Visa lança piloto de stablecoin com M-Pesa na RDC para testar transferências transfronteiriças

Visa, M-Pesa e Onafriq lançaram um programa-piloto na República Democrática do Congo utilizando stablecoins atreladas ao dólar americano para liquidar transações móveis transfronteiriças.

Principais conclusões:

    • Visa, M-Pesa e Onafriq lançaram um piloto em 2026 utilizando stablecoins para transações móveis na RDC.
    • As remessas da África Subsaariana custam quase 8%, tornando esta iniciativa blockchain uma grande disrupção para o SWIFT.
    • Em seguida, parceiros como a Yellow Card testarão se os dólares digitais entram em conflito com a promoção do franco local pelo Banco Central.

Blockchain encontra Dinheiro Móvel

A gigante de serviços financeiros Visa, a plataforma de dinheiro móvel M-Pesa e a rede de pagamentos pan-africana Onafriq lançaram um programa-piloto utilizando stablecoins para liquidar transações móveis transfronteiriças na República Democrática do Congo (RDC), de acordo com relatos do setor. A iniciativa marca o mais recente esforço de grandes players financeiros para testar se os ativos digitais baseados em blockchain podem tornar as transferências internacionais de dinheiro mais rápidas e baratas em toda a África.

Para os consumidores que utilizam plataformas como a M-Pesa da Safaricom, a integração de stablecoins tem como objetivo simplificar as operações de back-end. Se for bem-sucedido, o piloto poderá levar a recargas de carteira mais rápidas, transações comerciais internacionais mais suaves e custos de remessas mais baixos, tudo mantendo a interface familiar de dinheiro móvel para os utilizadores quotidianos.

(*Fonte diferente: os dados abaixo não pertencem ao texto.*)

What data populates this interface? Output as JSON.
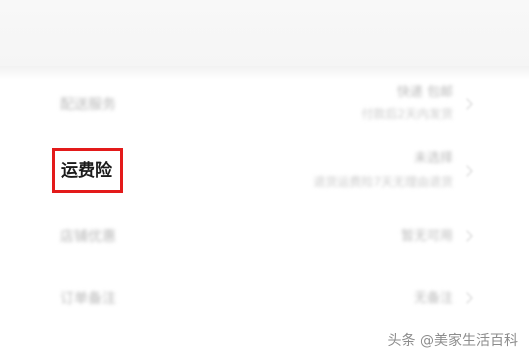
{
  "rows": [
    {
      "label": "配送服务",
      "value_main": "快递 包邮",
      "value_sub": "付款后2天内发货",
      "chevron_icon": "chevron-right-icon"
    },
    {
      "label": "运费险",
      "value_main": "未选择",
      "value_sub": "退货运费险7天无理由退货",
      "chevron_icon": "chevron-right-icon"
    },
    {
      "label": "店铺优惠",
      "value_main": "暂无可用",
      "value_sub": "",
      "chevron_icon": "chevron-right-icon"
    },
    {
      "label": "订单备注",
      "value_main": "无备注",
      "value_sub": "",
      "chevron_icon": "chevron-right-icon"
    }
  ],
  "watermark": "头条 @美家生活百科",
  "colors": {
    "highlight_border": "#e31a1a",
    "highlight_text": "#1b1b1b",
    "blurred_text": "#b9b9b9",
    "watermark_text": "#8c8c8c"
  }
}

O Banco Mundial estima que enviar dinheiro através das fronteiras na África Subsaariana custa em média quase 8% do valor da transferência, tornando-o o corredor de remessas mais caro do mundo. As transferências transfronteiriças tradicionais que dependem da rede SWIFT geralmente levam dias e exigem vários bancos intermediários, cada um cobrando uma taxa. A liquidação baseada em blockchain pode processar transações em minutos a uma fração do custo.

A escolha da República Democrática do Congo para o piloto ocorre em meio ao rápido crescimento da adoção de dinheiro móvel no país. Também está alinhada com o impulso mais amplo da Visa para moedas digitais; a empresa de pagamentos fez parceria com a bolsa de criptomoedas africana Yellow Card para explorar operações de tesouraria com stablecoins e liquidações internacionais.

A medida destaca uma mudança em curso na infraestrutura financeira regional, à medida que os operadores fintech constroem cada vez mais caminhos de dólar digital. No entanto, também apresenta uma dinâmica complexa para os reguladores locais. O Banco Central do Congo tem procurado ativamente reduzir a forte dolarização da economia da RDC e promover o uso do franco local, enquanto as soluções de stablecoin incorporam efetivamente uma versão digital do dólar americano na rede de transações móveis em rápido crescimento do país.